Had the government pursued a path that increased the resources of WorkCover so as to make them more effective in protecting worker safety, everybody would have been happy. Employees would have been happy because workplaces on the whole would have become much safer. Similarly, responsible employers would have been more than happy to support most of this OH&S legislation because responsible employers care about worker safety.

It is the government’s intention to allow unions unfettered entry to the workplace that has caused so much worry and, in the process, taken the focus off ways to improve worker safety. It is very unfortunate that this has happened. Responsible businesses, which would in the main have few problems with this raft of OH&S legislation, now feel tremendously threatened by the fact that union reps can enter their workplace at any time and with any frequency.
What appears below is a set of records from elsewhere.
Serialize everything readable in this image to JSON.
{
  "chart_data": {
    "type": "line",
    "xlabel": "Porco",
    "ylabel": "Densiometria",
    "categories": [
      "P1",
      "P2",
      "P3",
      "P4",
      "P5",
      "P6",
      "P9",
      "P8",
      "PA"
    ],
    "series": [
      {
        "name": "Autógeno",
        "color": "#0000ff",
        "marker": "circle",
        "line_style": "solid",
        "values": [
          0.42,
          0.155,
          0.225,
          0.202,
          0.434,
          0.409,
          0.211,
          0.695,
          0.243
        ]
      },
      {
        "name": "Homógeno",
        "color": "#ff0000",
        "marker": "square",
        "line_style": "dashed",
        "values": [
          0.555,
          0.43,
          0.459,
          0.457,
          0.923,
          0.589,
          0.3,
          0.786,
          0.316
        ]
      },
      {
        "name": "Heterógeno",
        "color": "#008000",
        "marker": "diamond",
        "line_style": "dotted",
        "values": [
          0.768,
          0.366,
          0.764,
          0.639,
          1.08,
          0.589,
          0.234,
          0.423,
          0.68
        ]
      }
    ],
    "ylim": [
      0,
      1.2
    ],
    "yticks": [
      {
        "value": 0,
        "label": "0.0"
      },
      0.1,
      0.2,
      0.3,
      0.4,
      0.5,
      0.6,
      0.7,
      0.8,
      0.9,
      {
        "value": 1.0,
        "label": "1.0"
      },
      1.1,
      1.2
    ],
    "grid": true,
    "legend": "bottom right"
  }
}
Further, it is the actions that these union representatives might pursue that have businesses most worried. Businesses are concerned about harassment of themselves and their employees, whilst also registering substantial concern that union representatives might use this entry provision to drum up membership. To me these appear to be valid concerns, concerns that could easily have been avoided if union right of entry to workplaces had not been included and the WorkCover budget had been increased.

It is regrettable that the government has decided to try to push union right of entry down the throats of ACT business. Whilst I am fully supportive of trying to improve worker safety and will thus support most elements of this bill in the detail stage, I must vote against the bill as a whole due to the entirely unnecessary inclusion of the clause allowing for union right of entry. I recommend that other members do likewise.

MS GALLAGHER (Minister for Education and Training, Minister for Children, Youth and Family Support, Minister for Women and Minister for Industrial Relations) (11.29), in reply: I think the opposition has set a new low with the tone of the debate tonight on this very important amendment bill to occupational health and safety. Mr Pratt, out of all of them, had the most considered speech. The shadow minister, out of all of the opposition members, had spent the most time looking at this legislation, even though quite a number of incorrect statements were made. Mr Stefaniak merely had a rant and almost a cardiac arrest before he left the chamber; Mrs Burke had her usual 10 minutes of cliche-ridden nonsense; and Mr Cornwell, in a rather unusual twist, tried to liken it to the Vardon report.